Now, to the expert recommendations:
Sandhya Pruthi, M.D. of the Mayo Clinic recommends that women should not necessarily postpone their mammograms. Rather, they should advise their radiologist that they recently took the vaccine, and such information “will be helpful for understanding the mammogram images.”
Jessica Leung, M.D., of the MD Anderson Cancer Center recommends the opposite. She says to either get the mammogram before the vaccine, or wait six to ten weeks after your second dose.
If you’re a woman worried about false positive results from the mammogram, whose advice would you take? The only “understanding” of tainted mammogram images would be to repeat the test some weeks after the last dose, or move on to additional diagnostics. Insistence on business as usual here reflects a bizarre Colonel Blimp medical attitude.
4. Unexplained deaths—The medical establishment is not doing itself any favors by immediately dismissing any unusual deaths that seem to be related to the vaccine. In every case that I have followed, the death is announced with a pronouncement that it was probably not due to the vaccine, and that more information would come out after the autopsy—only it never does.

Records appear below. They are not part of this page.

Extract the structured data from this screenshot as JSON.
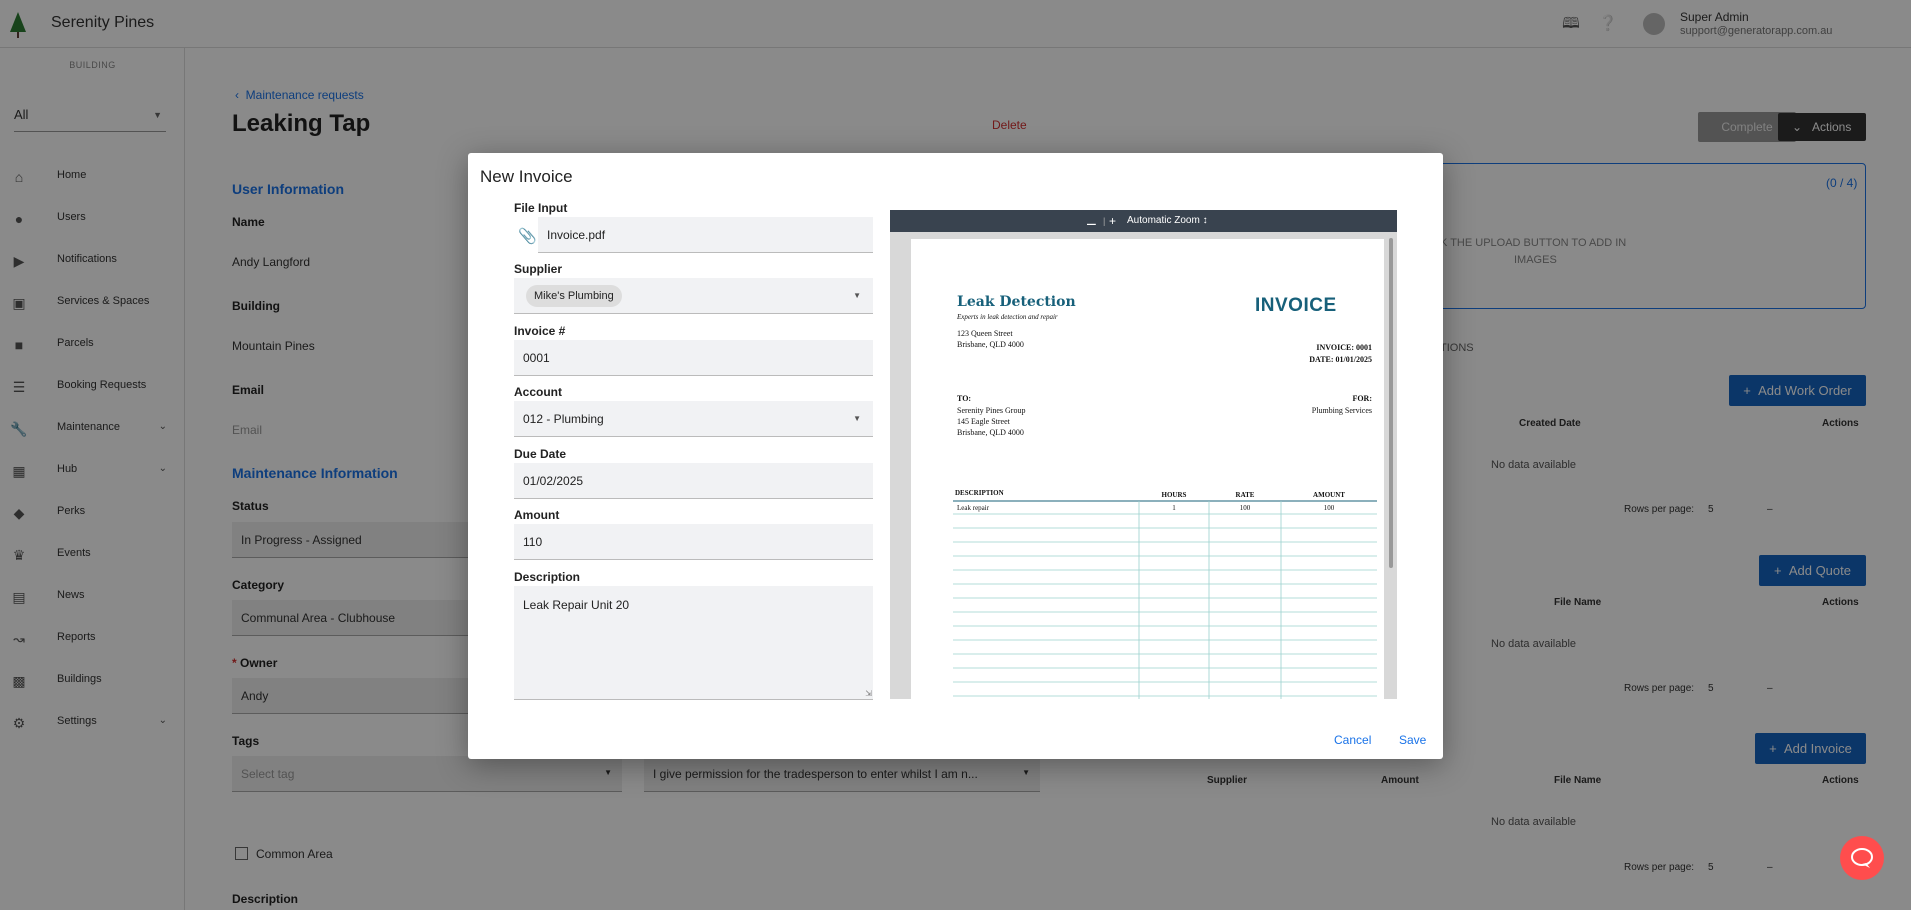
{
  "app": {
    "title": "Serenity Pines",
    "user_name": "Super Admin",
    "user_email": "support@generatorapp.com.au"
  },
  "sidebar": {
    "building_label": "BUILDING",
    "building_value": "All",
    "items": [
      {
        "label": "Home",
        "icon": "home-icon"
      },
      {
        "label": "Users",
        "icon": "user-icon"
      },
      {
        "label": "Notifications",
        "icon": "megaphone-icon"
      },
      {
        "label": "Services & Spaces",
        "icon": "store-icon"
      },
      {
        "label": "Parcels",
        "icon": "parcel-icon"
      },
      {
        "label": "Booking Requests",
        "icon": "booking-icon"
      },
      {
        "label": "Maintenance",
        "icon": "wrench-icon",
        "expandable": true
      },
      {
        "label": "Hub",
        "icon": "grid-icon",
        "expandable": true
      },
      {
        "label": "Perks",
        "icon": "tag-icon"
      },
      {
        "label": "Events",
        "icon": "crown-icon"
      },
      {
        "label": "News",
        "icon": "news-icon"
      },
      {
        "label": "Reports",
        "icon": "chart-icon"
      },
      {
        "label": "Buildings",
        "icon": "building-icon"
      },
      {
        "label": "Settings",
        "icon": "gear-icon",
        "expandable": true
      }
    ]
  },
  "page": {
    "breadcrumb": "Maintenance requests",
    "title": "Leaking Tap",
    "delete_label": "Delete",
    "complete_label": "Complete",
    "actions_label": "Actions",
    "user_info_title": "User Information",
    "name_label": "Name",
    "name_value": "Andy Langford",
    "building_label": "Building",
    "building_value": "Mountain Pines",
    "email_label": "Email",
    "email_placeholder": "Email",
    "maint_info_title": "Maintenance Information",
    "status_label": "Status",
    "status_value": "In Progress - Assigned",
    "category_label": "Category",
    "category_value": "Communal Area - Clubhouse",
    "owner_label": "Owner",
    "owner_value": "Andy",
    "tags_label": "Tags",
    "tags_placeholder": "Select tag",
    "permission_value": "I give permission for the tradesperson to enter whilst I am n...",
    "common_area_label": "Common Area",
    "description_label": "Description",
    "images_count": "(0 / 4)",
    "images_hint_1": "K THE UPLOAD BUTTON TO ADD IN",
    "images_hint_2": "IMAGES",
    "tab_partial": "TIONS",
    "add_work_order": "Add Work Order",
    "add_quote": "Add Quote",
    "add_invoice": "Add Invoice",
    "wo_headers": [
      "Created Date",
      "Actions"
    ],
    "quote_headers": [
      "File Name",
      "Actions"
    ],
    "invoice_headers": [
      "Supplier",
      "Amount",
      "File Name",
      "Actions"
    ],
    "no_data": "No data available",
    "rows_per_page_label": "Rows per page:",
    "rows_per_page_value": "5",
    "pager_range": "–"
  },
  "modal": {
    "title": "New Invoice",
    "file_input_label": "File Input",
    "file_value": "Invoice.pdf",
    "supplier_label": "Supplier",
    "supplier_value": "Mike's Plumbing",
    "invoice_no_label": "Invoice #",
    "invoice_no_value": "0001",
    "account_label": "Account",
    "account_value": "012 - Plumbing",
    "due_date_label": "Due Date",
    "due_date_value": "01/02/2025",
    "amount_label": "Amount",
    "amount_value": "110",
    "description_label": "Description",
    "description_value": "Leak Repair Unit 20",
    "cancel_label": "Cancel",
    "save_label": "Save"
  },
  "pdf": {
    "zoom_label": "Automatic Zoom",
    "company": "Leak Detection",
    "tagline": "Experts in leak detection and repair",
    "company_addr1": "123 Queen Street",
    "company_addr2": "Brisbane, QLD 4000",
    "doc_title": "INVOICE",
    "invoice_line": "INVOICE: 0001",
    "date_line": "DATE: 01/01/2025",
    "to_label": "TO:",
    "to_1": "Serenity Pines Group",
    "to_2": "145 Eagle Street",
    "to_3": "Brisbane, QLD 4000",
    "for_label": "FOR:",
    "for_value": "Plumbing Services",
    "col_description": "DESCRIPTION",
    "col_hours": "HOURS",
    "col_rate": "RATE",
    "col_amount": "AMOUNT",
    "row_desc": "Leak repair",
    "row_hours": "1",
    "row_rate": "100",
    "row_amount": "100"
  }
}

The latest case to gain wide coverage occurred in Utah. Four days after receiving the second dose of the Moderna COVID-19 vaccine, 39-year-old Kassidi Kurill died of organ failure after her liver, heart, and kidneys shut down. She had no known medical issues or pre-existing conditions, family members said.
Cold comfort that “Multiple organ dysfunction syndrome is caused by an overwhelming, uncontrolled systemic inflammatory response that is activated by a number of hostile stimuli including sepsis, hypovolemic shock, and severe trauma resulting in massive tissue injury.”
Any guesses on what could have triggered that inflammatory response?